C’est ce que l’on pourrait nommer un thriller agricole, un drame rural bien ancré dans une atmosphère lourde et menaçante. Comme bien souvent, la représentation du monde agricole n’est pas joyeuse : les visages des paysans sont fermés, les comportements rustres, la part de dialogue est limitée à l’essentiel. Le paysage est à l’avenant, un ciel plombé, un horizon bouché ; la campagne anglaise que l’on nous montre est bien loin de celle de RETOUR A HOWARDS ENDS ou de RAISONS ET SENTIMENTS. A l’opposé du dépliant touristique du paysage champêtre anglais, le réalisateur enferme son décor et ses acteurs dans un cadre étroit. Quant à ces derniers, exceptée la grande sœur blonde un peu trop jolie et apprêtée pour correspondre au terroir ambiant, ils ont de vraies gueules. La fermière Cassie a les traits lourds, les voisins traduisent bien dans leurs expressions cette avidité de la terre, cette voracité du paysan telle que Balzac et Zola, nous la décrivaient dans Les paysans et la terre, un monde sans foi ni loi où seul comptait le nombre d’hectares possédés.

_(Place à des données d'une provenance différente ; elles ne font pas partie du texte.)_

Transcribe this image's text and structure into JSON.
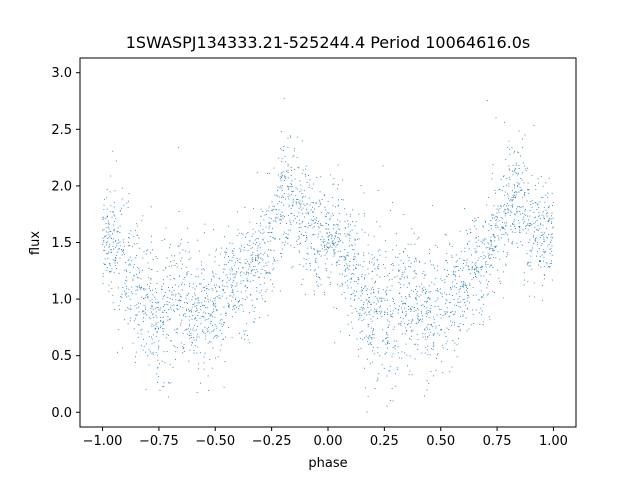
{
  "chart_data": {
    "type": "scatter",
    "title": "1SWASPJ134333.21-525244.4 Period 10064616.0s",
    "xlabel": "phase",
    "ylabel": "flux",
    "xlim": [
      -1.1,
      1.1
    ],
    "ylim": [
      -0.13,
      3.13
    ],
    "x_ticks": [
      -1.0,
      -0.75,
      -0.5,
      -0.25,
      0.0,
      0.25,
      0.5,
      0.75,
      1.0
    ],
    "x_tick_labels": [
      "−1.00",
      "−0.75",
      "−0.50",
      "−0.25",
      "0.00",
      "0.25",
      "0.50",
      "0.75",
      "1.00"
    ],
    "y_ticks": [
      0.0,
      0.5,
      1.0,
      1.5,
      2.0,
      2.5,
      3.0
    ],
    "y_tick_labels": [
      "0.0",
      "0.5",
      "1.0",
      "1.5",
      "2.0",
      "2.5",
      "3.0"
    ],
    "grid": false,
    "point_color": "#1f77b4",
    "series": [
      {
        "x_range": [
          -1.0,
          1.0
        ],
        "profile": {
          "phase": [
            0.0,
            0.05,
            0.1,
            0.15,
            0.2,
            0.25,
            0.3,
            0.35,
            0.4,
            0.45,
            0.5,
            0.55,
            0.6,
            0.65,
            0.7,
            0.75,
            0.8,
            0.85,
            0.9,
            0.95,
            1.0
          ],
          "median_flux": [
            1.6,
            1.5,
            1.25,
            1.05,
            0.95,
            0.85,
            0.9,
            1.05,
            0.9,
            0.85,
            0.95,
            1.05,
            1.15,
            1.25,
            1.35,
            1.55,
            1.95,
            1.85,
            1.6,
            1.55,
            1.6
          ],
          "scatter": [
            0.2,
            0.25,
            0.3,
            0.3,
            0.3,
            0.3,
            0.35,
            0.3,
            0.25,
            0.25,
            0.25,
            0.25,
            0.25,
            0.25,
            0.25,
            0.25,
            0.25,
            0.25,
            0.3,
            0.25,
            0.2
          ]
        }
      }
    ]
  }
}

Pour la retranscription du monde agricole au XXIème siècle, le film est réussi, même s’il tend parfois à pêcher par excès dans sa tonalité vers un microcosme replié sur lui-même. Si le scénario semble peu surprenant, passé trois quarts d’heure, l’histoire s’emballe et révèle un secret plutôt bien ficelé avec des moments de violence assez inattendus. La tension étant crescendo, le final, assez grandiloquent, s’achève dans une sempiternelle course-poursuite entre les victimes et l’ouvrier agricole psychopathe. Sur cette fin archi-classique, le réalisateur cède à la facilité coutumière du thriller où le tueur n’a de cesse de se relever.

La mise en scène, des personnages bien campés et un scénario charpenté avec soin, constituent des qualités qui ont permis à ce métrage d’être sélectionné dans plusieurs festivals, dont Fantastic Film Festival d’Austin aux Etats-Unis cette année. Si le produit est de bonne facture, il reste néanmoins, tant par sa narration que ses acteurs et son histoire, un spectacle modérément palpitant et ce notamment à cause de la première moitié du film particulièrement étirée, avec des plans longs, des situations et des dialogues qui ne font pas vraiment avancer le récit. Les personnages étant tous peu aimables, il est difficile de s’y intéresser et encore moins de s’y attacher. Passé ces 40 premières minutes d’ennui, le film démarre et devient prenant. Dommage que le réalisateur se soit embourbé aussi longtemps avant de passer la deuxième, regrettable aussi que la fermière soit si peu plaisante. Malgré ses défauts saillants et son côté téléfilm de luxe, le film se regarde avec un ennui poli, ne serait-ce que par respect pour sa bonne tenue, son professionnalisme, l’absence d’effets tape-à-l’œil et la relative sobriété de sa mise en scène, qualités qui, aujourd’hui plus que jamais, méritent d’être soulignées.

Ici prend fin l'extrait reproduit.